Si Térence a excellé dans une certaine peinture de l’amour, c’est que l’amour, dans tous les temps, demeure le «cher souci», volontiers exclusif, de la jeunesse – un amour lié à la faiblesse qui est, à la fois, la vérité dernière de notre nature, et le secret de toute séduction; et aussi parce que l’Africain portait en lui déjà un peu de l’âme des troubadours médiévaux, d’un Musset et d’un Paul-Jean Toulet. Même si on ne peut guère parler de «familles d’écrivains», il existe tout de même, dans la durée et dans l’espace, des correspondances naturelles entre les écrivains.

Tradition et modernisme

Dans cette œuvre tout concourt à la louange de la femme. C’est, en effet, un théâtre que domine un esprit féminin, pour ne pas dire féministe, encore qu’on y trouve certaines annonces d’une évolution qui, très rapidement, va se manifester dans l’histoire de la sensibilité romaine, et dans le corps social. Sans aller trop loin, qu’on songe à ces petits drames intimes de l’amour-tendresse, qui commandent l’action dans le répertoire de Marivaux. Pourquoi ne serait-ce pas là le fruit d’une expérience directe? Térence s’intéresse aussi, en particulier dans Les Adelphes , au problème des rapports entre les enfants et leur famille, ainsi qu’à l’éducation. Plus généralement, il pose les impératifs sociaux et les valeurs éthiques à remettre en question au sein d’une société en notable partie conservatrice et attachée à ses idoles. Cela devait certainement faire l’objet de maints propos entre jeunes gens: tradition et modernisme. Sans aller jusqu’à dire que la comédie de Térence traduit une profession de «disponibilité» humaniste, on ne saurait douter qu’il éprouve, en son for intérieur, quelque penchant pour la seconde solution ou, tout au moins, pour un «juste milieu» entre les deux formules en présence. C’est l’attitude d’un Panaitios, en philosophie, ou celle de Scipion, en politique, vers la fin de sa vie. En bref, le théâtre de l’Africain se présente, sur le plan de l’esprit ainsi que sur celui de l’art, comme une révélation assez comparable à celle des productions de Corneille dans le théâtre français. Comment nous apparaît-il avec le recul des siècles? Ni tout à fait sérieux ni franchement comique, le rire n’y figurant qu’à titre de diversion, pour faire passer les idées, doser, mettre en valeur et tempérer l’émotion; ni tout à fait grec ni tout à fait latin, mais plutôt portant la marque d’une génération ou d’un moment de la vie; un peu désincarné, sans doute, mais, dans la mesure où il s’arrache aux contingences du temps, bravant le goût commun, les exigences du parterre et le conformisme des auteurs concurrents – crânement engagé sur le chemin de la conquête humaniste. On a quelquefois tenu que l’Africain était une anomalie dans l’histoire des lettres latines. Pour le grand public de son époque, à coup sûr; aujourd’hui, pour les critiques soucieux avant tout de bien ordonner leurs étiquettes. Mais pour qui cherche dans ses pièces autre chose qu’un divertissement, elles brillent comme un chaînon précieux dans le fil continu de la sensibilité occidentale.
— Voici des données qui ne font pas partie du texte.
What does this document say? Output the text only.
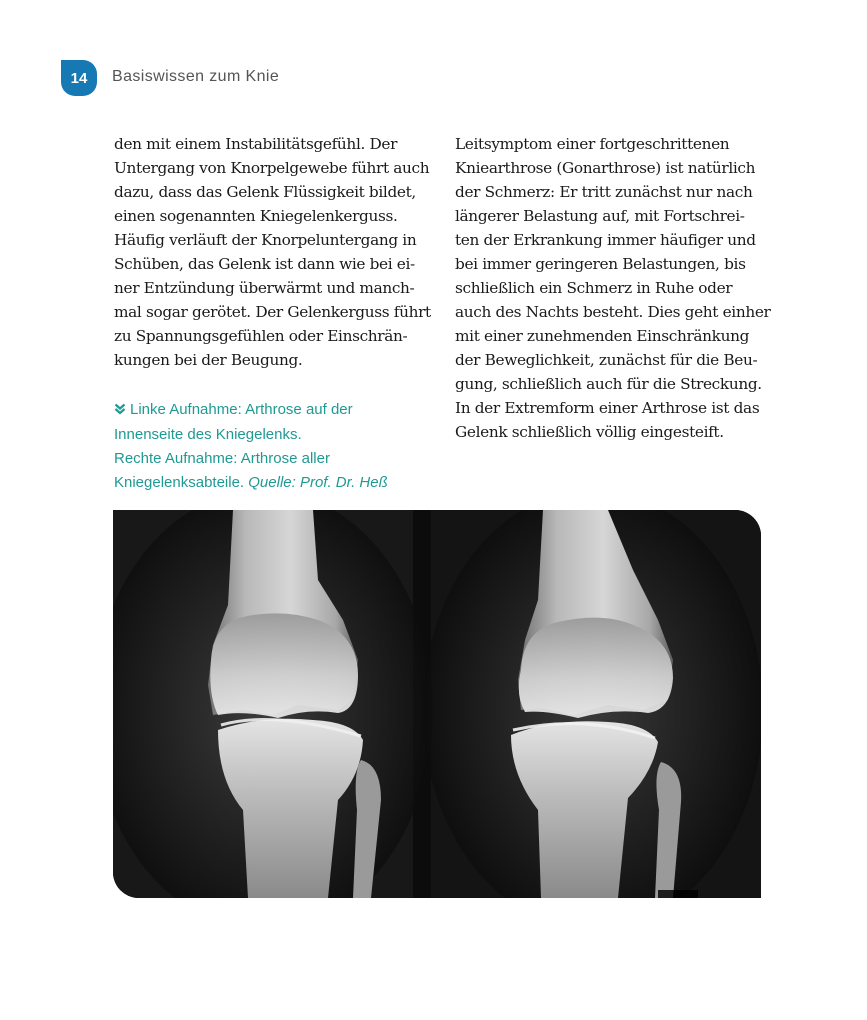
14 Basiswissen zum Knie
den mit einem Instabilitätsgefühl. Der
Untergang von Knorpelgewebe führt auch
dazu, dass das Gelenk Flüssigkeit bildet,
einen sogenannten Kniegelenkerguss.
Häufig verläuft der Knorpeluntergang in
Schüben, das Gelenk ist dann wie bei ei-
ner Entzündung überwärmt und manch-
mal sogar gerötet. Der Gelenkerguss führt
zu Spannungsgefühlen oder Einschrän-
kungen bei der Beugung.
Leitsymptom einer fortgeschrittenen
Kniearthrose (Gonarthrose) ist natürlich
der Schmerz: Er tritt zunächst nur nach
längerer Belastung auf, mit Fortschrei-
ten der Erkrankung immer häufiger und
bei immer geringeren Belastungen, bis
schließlich ein Schmerz in Ruhe oder
auch des Nachts besteht. Dies geht einher
mit einer zunehmenden Einschränkung
der Beweglichkeit, zunächst für die Beu-
gung, schließlich auch für die Streckung.
In der Extremform einer Arthrose ist das
Gelenk schließlich völlig eingesteift.
Linke Aufnahme: Arthrose auf der
Innenseite des Kniegelenks.
Rechte Aufnahme: Arthrose aller
Kniegelenksabteile. Quelle: Prof. Dr. Heß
Les illustrations des manuscrits

Les illustrations des manuscrits de Térence sont relativement tardives: les commentateurs s’accordent, en effet, à les situer entre la fin du IIIe et la seconde moitié du IVe siècle. Selon certains, ces images seraient inspirées par la lecture du texte plus que par la représentation de celui-ci. Pourtant, il n’est pas interdit de s’interroger sur leur valeur documentaire, si l’on songe, notamment, que l’illustration a pu, en partie au moins, tirer profit de quelques reprises des comédies. De toute manière, ce qui frappe d’abord, du point de vue du geste et de la mimique, c’est la vive agitation que traduisent ces images, rappelant, par le caractère des postures, les documents iconographiques de la comédie italienne. C’est aussi le retour de quelques attitudes, où l’on peut soupçonner la trace d’une tradition mimique. Ces attitudes sont notées, et, pour ainsi dire, stylisées avec une outrance dans l’expression, qui répond tout à fait à celle que laissent deviner certaines indications tirées des comédies; et surtout l’importance donnée au jeu des mains, qui fera plus tard la célébrité des mimes, et qui provoquera l’admiration de Quintilien, dans son traité sur L’Institution oratoire .

Térence
(en lat. Publius Terentius Afer) (v. 190 - 159 av. J.-C.) poète comique latin. Esclave du sénateur Terentius Lucanus, qui l'affranchit. Six de ses comédies (de 166 à 160 av. J.-C.) nous sont parvenues, notam. l'Eunuque; Molière s'inspira de Phormion et des Adelphes (dans les Fourberies de Scapin et l'école des maris).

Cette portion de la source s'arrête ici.